A crisis of competence

Reports of 'systematic failure' in some public services hardly get the new year off to a positive start

  • Guardian Professional,
  • Article history

Public services start 2008 on the back foot. Last year ended badly. It's partly politics. When incumbent ministers are in the doldrums, the people working for them are tarnished. But they don't help themselves when admissions of "systematic failure" (some press reported him saying "systemic") come from officials as eminent and honest as Dave Hartnett, the acting chair of HM Revenue & Customs.

It's hard, this new year, to escape the pervasive sense that public bodies lack basic competence: in this edition we ask how much blowback there will be from the data loss debacle. It could be a vicious circle. On transformation, it's argued, hinges the restoration of trust in government; only if people feel the state is better attuned to their needs, organised in a more user-friendly way will they extend it their confidence.

But transformation requires agencies and departments to share personal data on citizens. Their mood is now antagonistic. They don't appear in a mind to approve the fluid movement of personal information between different bits of the government machine. Yet without data sharing how might a one-stop shop for services be created?
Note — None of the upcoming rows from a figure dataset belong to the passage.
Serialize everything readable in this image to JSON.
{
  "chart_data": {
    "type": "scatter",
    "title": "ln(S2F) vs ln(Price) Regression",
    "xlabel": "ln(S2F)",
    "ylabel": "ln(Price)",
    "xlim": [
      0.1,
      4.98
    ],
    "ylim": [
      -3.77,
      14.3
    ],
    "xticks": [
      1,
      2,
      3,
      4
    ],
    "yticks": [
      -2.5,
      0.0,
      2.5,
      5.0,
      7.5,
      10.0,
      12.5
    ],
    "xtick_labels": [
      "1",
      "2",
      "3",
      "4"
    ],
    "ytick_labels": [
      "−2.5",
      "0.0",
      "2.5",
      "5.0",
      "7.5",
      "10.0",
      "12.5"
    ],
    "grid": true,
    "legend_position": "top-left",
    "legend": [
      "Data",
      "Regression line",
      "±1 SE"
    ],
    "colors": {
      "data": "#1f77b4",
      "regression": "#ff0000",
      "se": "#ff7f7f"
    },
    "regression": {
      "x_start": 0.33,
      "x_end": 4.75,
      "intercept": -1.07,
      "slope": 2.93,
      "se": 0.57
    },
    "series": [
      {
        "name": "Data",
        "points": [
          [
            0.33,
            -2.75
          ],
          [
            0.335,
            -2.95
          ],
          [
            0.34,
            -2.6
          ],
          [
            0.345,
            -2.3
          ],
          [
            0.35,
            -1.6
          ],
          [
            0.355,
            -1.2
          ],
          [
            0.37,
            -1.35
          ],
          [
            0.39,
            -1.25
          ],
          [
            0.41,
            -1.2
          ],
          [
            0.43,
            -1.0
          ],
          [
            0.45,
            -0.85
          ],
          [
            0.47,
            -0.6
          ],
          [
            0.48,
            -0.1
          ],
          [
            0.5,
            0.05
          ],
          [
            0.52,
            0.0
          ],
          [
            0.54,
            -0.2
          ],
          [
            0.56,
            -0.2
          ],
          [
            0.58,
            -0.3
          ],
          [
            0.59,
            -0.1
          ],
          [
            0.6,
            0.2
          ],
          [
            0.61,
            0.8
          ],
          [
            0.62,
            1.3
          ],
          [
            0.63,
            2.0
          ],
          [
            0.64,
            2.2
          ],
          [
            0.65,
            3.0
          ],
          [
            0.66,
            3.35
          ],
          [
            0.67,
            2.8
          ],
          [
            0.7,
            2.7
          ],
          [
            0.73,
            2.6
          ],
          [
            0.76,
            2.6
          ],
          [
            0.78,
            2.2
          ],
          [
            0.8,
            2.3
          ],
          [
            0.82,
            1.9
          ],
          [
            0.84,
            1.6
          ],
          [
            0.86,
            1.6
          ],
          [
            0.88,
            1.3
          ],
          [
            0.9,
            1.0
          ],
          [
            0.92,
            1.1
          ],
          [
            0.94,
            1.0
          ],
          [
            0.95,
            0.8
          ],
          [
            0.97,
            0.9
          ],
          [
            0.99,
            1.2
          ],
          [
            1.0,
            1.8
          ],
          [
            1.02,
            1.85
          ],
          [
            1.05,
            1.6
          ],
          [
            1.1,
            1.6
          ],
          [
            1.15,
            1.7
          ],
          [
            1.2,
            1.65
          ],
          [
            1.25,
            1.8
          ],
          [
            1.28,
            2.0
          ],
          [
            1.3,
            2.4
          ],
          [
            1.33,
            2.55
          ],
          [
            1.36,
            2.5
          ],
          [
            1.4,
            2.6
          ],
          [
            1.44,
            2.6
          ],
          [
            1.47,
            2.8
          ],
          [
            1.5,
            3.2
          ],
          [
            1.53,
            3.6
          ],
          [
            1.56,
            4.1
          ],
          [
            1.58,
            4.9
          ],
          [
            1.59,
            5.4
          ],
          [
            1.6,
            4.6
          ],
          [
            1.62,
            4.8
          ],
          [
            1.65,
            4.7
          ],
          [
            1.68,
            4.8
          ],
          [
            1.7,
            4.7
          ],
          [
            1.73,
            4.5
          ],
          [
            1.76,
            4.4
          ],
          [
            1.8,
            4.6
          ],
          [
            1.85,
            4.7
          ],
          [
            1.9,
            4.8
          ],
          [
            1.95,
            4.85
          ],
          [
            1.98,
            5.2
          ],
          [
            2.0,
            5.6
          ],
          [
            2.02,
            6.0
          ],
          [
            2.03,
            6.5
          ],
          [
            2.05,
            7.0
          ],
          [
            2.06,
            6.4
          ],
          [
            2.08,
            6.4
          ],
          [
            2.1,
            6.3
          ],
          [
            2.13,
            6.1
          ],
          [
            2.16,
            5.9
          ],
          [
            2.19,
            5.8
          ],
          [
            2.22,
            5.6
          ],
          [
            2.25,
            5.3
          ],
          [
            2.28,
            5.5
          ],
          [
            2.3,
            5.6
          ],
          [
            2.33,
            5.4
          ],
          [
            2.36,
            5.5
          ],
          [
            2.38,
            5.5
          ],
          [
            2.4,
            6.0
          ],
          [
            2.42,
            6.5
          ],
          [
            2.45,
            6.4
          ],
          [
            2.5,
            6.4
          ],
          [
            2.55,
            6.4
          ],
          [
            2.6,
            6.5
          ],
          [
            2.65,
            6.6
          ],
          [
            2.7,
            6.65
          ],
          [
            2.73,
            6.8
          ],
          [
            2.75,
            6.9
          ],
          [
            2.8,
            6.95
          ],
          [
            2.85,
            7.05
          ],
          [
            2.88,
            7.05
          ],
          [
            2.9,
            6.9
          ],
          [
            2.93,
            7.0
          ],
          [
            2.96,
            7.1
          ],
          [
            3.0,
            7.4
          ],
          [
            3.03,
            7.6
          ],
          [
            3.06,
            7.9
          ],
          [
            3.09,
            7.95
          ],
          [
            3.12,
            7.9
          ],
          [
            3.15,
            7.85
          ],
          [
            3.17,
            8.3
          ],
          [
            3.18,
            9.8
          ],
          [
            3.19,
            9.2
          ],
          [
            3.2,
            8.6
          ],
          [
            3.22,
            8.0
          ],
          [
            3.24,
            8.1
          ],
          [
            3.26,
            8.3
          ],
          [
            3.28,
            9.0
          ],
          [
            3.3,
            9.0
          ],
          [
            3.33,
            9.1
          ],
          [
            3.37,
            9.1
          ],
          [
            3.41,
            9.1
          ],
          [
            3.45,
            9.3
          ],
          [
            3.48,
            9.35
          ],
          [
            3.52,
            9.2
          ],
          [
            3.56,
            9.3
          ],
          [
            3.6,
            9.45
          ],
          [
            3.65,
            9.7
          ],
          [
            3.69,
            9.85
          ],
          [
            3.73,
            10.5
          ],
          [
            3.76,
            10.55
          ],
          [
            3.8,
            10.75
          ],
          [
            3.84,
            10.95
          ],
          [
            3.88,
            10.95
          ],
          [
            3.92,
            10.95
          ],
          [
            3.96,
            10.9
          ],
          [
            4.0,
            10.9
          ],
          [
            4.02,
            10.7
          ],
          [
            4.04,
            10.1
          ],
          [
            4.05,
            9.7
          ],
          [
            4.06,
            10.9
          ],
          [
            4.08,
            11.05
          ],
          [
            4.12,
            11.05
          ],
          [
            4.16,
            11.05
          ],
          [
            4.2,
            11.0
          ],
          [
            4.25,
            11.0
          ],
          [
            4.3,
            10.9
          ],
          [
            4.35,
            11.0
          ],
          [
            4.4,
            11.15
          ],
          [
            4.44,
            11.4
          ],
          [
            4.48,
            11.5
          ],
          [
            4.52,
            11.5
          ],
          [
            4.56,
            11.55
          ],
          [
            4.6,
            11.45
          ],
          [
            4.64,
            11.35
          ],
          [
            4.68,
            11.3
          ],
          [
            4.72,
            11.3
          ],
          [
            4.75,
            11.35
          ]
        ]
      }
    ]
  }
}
That's not the only reason the mood is dark.

During the period of spending growth it seems to have become more difficult to gauge the impact of public services: what effect do they really have? Mortality and morbidity tables tell us the overall health of the population is improving (though health and wellbeing may not be the same thing).

But could that be despite rather than because of extra spending on healthcare? Access to formal healthcare improves, though not uniformly, as those seeking NHS dentistry would attest.

Why then are people so ambiguous in the responses they give to pollsters about the state of the health service? In education, formal attainment appears to rise and the public say they are satisfied (markedly more than with health) and yet collectively the schools are doing worse, as measured in international league tables.

As for the people doing government work, they cannot be called happy - as measured by sickness absence, propensity to take industrial action or indices of mood. And yet 2008 does not begin with anyone anticipating some great leap forward to what used to be touted as the cure-all for the public sector's woes: competitive provision of services by non-government contractors.

The very fact the business secretary has commissioned a review of the supply market shows there has been no seismic shift. If she has her wits about her, American economist DeAnne Julius will conclude that contracting out depends, paradoxically, on government being cleverer and more self-confident; competition is no panacea.

It follows that solving the problems of government depends on government itself, on the long run wisdom that management prowess needs to be valued and extended, that systems need to be painfully reconstructed to ensure quality in delivery.

Are those aims, at once so conventional and yet so hard to attain, compatible with the efficiency targets and constraint demanded during the spending period to come? If not, it is hard not to see trust in public provision going from bad to worse.